Friday, Dec. 17, 1965
Stage Business
A Thousand Clowns, like most Broadway comedies submitted to the camera's cold scrutiny, changes for the worse in transition. No longer a play and not quite a movie, it falls victim to the war between incompatible techniques. Producer-Director Fred Coe, alert to the opportunities suggested by a housebound play in which the hero says he likes nothing better than to rove the streets of New York, frequently moves the action outdoors. He tries zoom shots, jump cuts, overlapping sound, running wild-and-free sequences and other New Cinema gimmickry (for no particular reason a cheese sandwich pops out at the Automat to the booming accompaniment of The Hallelujah Chorus). Such razzmatazz, rather selfconsciously wedged into Clowns' wordy theatrical bedrock, solves the problem of inertia but ultimately splits the film in two. Neither half survives.
For the conventional interior scenes, Playwright-turned-scenarist Herb Gardner retains much of the warmth, wit and likable sentiment that stamped his original work a success. Gardner wrote with disarming ambivalence of a hack gag writer (Jason Robards) who quits his job in protest against all of society's threats to individualism and specifically his indenture to a TV show called Chuckles the Chipmunk. "Actually," Robards explains, "it was not so much that I wasn't reaching the boys and girls out there in televisionland, but the boys and girls were starting to reach me."
In a frowzy Manhattan flat, Robards has settled down with his collection of curios and his sister's twelve-year-old illegitimate son (Barry Gordon). Soon a male-female team of social workers arrives to determine whether a whimsical nonconformist who disdains steady employment is a fit guardian. The girl social worker (Barbara Harris) becomes so attached to her case that she stays the night. Robards, in turn, comes to terms with the girl, the nephew and his old job.

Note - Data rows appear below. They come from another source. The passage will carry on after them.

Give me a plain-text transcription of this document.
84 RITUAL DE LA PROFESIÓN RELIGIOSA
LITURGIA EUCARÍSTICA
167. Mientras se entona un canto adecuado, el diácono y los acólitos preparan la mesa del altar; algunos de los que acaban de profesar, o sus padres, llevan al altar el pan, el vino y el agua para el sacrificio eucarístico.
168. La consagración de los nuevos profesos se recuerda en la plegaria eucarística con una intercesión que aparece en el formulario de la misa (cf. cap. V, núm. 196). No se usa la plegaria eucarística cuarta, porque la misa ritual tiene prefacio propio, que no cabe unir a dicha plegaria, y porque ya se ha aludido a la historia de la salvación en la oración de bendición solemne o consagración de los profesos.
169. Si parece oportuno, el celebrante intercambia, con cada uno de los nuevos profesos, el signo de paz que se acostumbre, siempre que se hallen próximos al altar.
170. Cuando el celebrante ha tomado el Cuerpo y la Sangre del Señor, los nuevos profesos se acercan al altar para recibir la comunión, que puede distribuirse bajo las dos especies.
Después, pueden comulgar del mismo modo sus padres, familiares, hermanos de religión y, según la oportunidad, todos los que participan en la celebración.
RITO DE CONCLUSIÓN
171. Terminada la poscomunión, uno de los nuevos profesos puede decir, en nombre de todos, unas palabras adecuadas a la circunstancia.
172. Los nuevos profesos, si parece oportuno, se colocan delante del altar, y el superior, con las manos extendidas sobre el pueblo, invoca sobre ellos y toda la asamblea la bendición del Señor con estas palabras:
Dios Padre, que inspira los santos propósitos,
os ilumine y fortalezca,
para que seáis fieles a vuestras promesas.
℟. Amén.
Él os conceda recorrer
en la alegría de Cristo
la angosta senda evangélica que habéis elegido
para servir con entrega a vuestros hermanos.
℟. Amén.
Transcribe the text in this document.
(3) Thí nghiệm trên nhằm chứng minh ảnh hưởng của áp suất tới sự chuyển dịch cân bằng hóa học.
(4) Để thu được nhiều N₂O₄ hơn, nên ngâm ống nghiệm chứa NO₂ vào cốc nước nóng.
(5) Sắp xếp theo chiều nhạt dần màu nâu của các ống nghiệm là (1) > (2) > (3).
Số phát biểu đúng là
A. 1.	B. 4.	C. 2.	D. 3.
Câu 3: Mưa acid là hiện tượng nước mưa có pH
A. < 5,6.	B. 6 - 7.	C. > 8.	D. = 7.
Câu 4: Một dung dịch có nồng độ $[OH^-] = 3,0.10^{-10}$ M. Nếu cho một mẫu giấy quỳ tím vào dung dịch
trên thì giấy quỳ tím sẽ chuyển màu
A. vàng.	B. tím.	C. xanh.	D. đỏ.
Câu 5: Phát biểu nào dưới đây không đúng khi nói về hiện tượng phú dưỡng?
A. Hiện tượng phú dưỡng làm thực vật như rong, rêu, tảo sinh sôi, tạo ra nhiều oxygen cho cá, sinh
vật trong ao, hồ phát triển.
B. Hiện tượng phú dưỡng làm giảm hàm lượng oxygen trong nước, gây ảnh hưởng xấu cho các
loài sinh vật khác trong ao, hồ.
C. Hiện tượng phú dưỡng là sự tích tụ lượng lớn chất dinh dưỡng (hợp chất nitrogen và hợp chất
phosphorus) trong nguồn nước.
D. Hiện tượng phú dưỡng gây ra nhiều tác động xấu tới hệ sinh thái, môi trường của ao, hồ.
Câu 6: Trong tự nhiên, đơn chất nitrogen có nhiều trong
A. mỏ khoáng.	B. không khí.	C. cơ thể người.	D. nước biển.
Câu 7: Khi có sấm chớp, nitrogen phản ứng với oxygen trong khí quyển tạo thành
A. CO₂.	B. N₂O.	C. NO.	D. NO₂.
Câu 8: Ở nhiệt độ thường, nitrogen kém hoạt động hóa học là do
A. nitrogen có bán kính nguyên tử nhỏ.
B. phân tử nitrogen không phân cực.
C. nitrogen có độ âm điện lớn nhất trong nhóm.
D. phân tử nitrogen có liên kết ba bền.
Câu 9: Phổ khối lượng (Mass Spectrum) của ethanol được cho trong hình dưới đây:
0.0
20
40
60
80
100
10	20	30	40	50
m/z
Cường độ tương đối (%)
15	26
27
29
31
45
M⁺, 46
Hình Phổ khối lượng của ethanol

Any veteran Hollywood duo--say, Jean Arthur and James Stewart in their light-comedy heyday--might have sopped up such moonshine with ease and squeezed a harmless message out of it. Unhappily, Director Coe's players come on larger than life and a good deal louder, as if to test the suicidal hypothesis that stage and screen acting are precisely the same thing. In a fidgety movie debut, Actress Harris flits around the edges of her role but appears unable to define it. Young Gordon hard-sells precocity with some sense of truth, but Martin Balsam, as the writer's go-getting brother, and Gene Saks as the aboriginal Chuckles, somehow make every speech sound like an applause cue. Only William Daniels, playing Barbara's child-welfare teammate, gets comfortably close to the role of the creep who admits: "I am not one of the warm people."
Clowns' worst tumble, and a crucial one, is taken by Robards, who re-creates his stage performance with a stilted, humor-killing delivery apparently aimed at the top balcony. Because he fails to charm the audience into believing that his eccentricity is any less dreary and tiresome than the workaday world, he seems to have little to lose or gain. In the end, it is easy to second Barbara's suggestion that her jobless jackanapes may be merely a self-inflated windbag.